Another comment that I'm not sure whether to consider a flaw or not is the fact that this film is clearly self-aware. Anthony Head plays Rupert Giles, except as a centaur. Nathan Fillion plays a half-serious, half-comic relief character, who gives a monologue about how “the best show ever” was canceled. I enjoyed these things, but I had to groan at the same time.

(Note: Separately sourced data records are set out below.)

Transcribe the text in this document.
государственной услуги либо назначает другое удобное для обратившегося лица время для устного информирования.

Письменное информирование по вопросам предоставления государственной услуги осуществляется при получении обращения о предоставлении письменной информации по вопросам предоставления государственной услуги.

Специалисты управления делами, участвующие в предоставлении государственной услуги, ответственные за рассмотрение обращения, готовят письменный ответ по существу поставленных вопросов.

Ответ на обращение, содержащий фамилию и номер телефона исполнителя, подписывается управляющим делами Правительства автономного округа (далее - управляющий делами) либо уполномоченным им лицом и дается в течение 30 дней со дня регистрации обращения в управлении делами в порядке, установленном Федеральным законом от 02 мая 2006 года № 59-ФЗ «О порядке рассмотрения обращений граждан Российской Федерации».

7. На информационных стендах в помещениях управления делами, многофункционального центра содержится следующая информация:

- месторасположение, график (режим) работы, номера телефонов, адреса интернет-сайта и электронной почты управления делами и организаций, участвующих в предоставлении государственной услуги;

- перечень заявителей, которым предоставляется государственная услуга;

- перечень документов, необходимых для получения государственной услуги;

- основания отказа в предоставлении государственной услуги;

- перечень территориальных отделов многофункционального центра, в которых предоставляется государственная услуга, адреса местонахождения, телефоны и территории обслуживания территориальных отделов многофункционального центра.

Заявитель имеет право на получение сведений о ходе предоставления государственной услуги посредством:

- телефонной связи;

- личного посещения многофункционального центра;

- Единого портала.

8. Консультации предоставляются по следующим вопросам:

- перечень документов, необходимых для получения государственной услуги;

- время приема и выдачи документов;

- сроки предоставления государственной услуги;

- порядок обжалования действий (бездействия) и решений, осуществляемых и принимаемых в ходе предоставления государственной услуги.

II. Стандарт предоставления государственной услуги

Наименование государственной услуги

With all of these elements, I would be hard-pressed to call Percy Jackson and the Sea of Monsters a good film, but I can certainly call it an enjoyable one. It has an epic scale and borrows a lot of the ideas that made Harry Potter fun. The characters show some growth, which warms you up to them, and the writers manage to restrain themselves from making the competitive rival into a complete unbearable bitch a la the anime version of Gary Oak. It's fun to sit back with a bowl of popcorn and point out things that came from other movies, but probably not worth shelling out $12 for a ticket and $15 for popcorn and soda.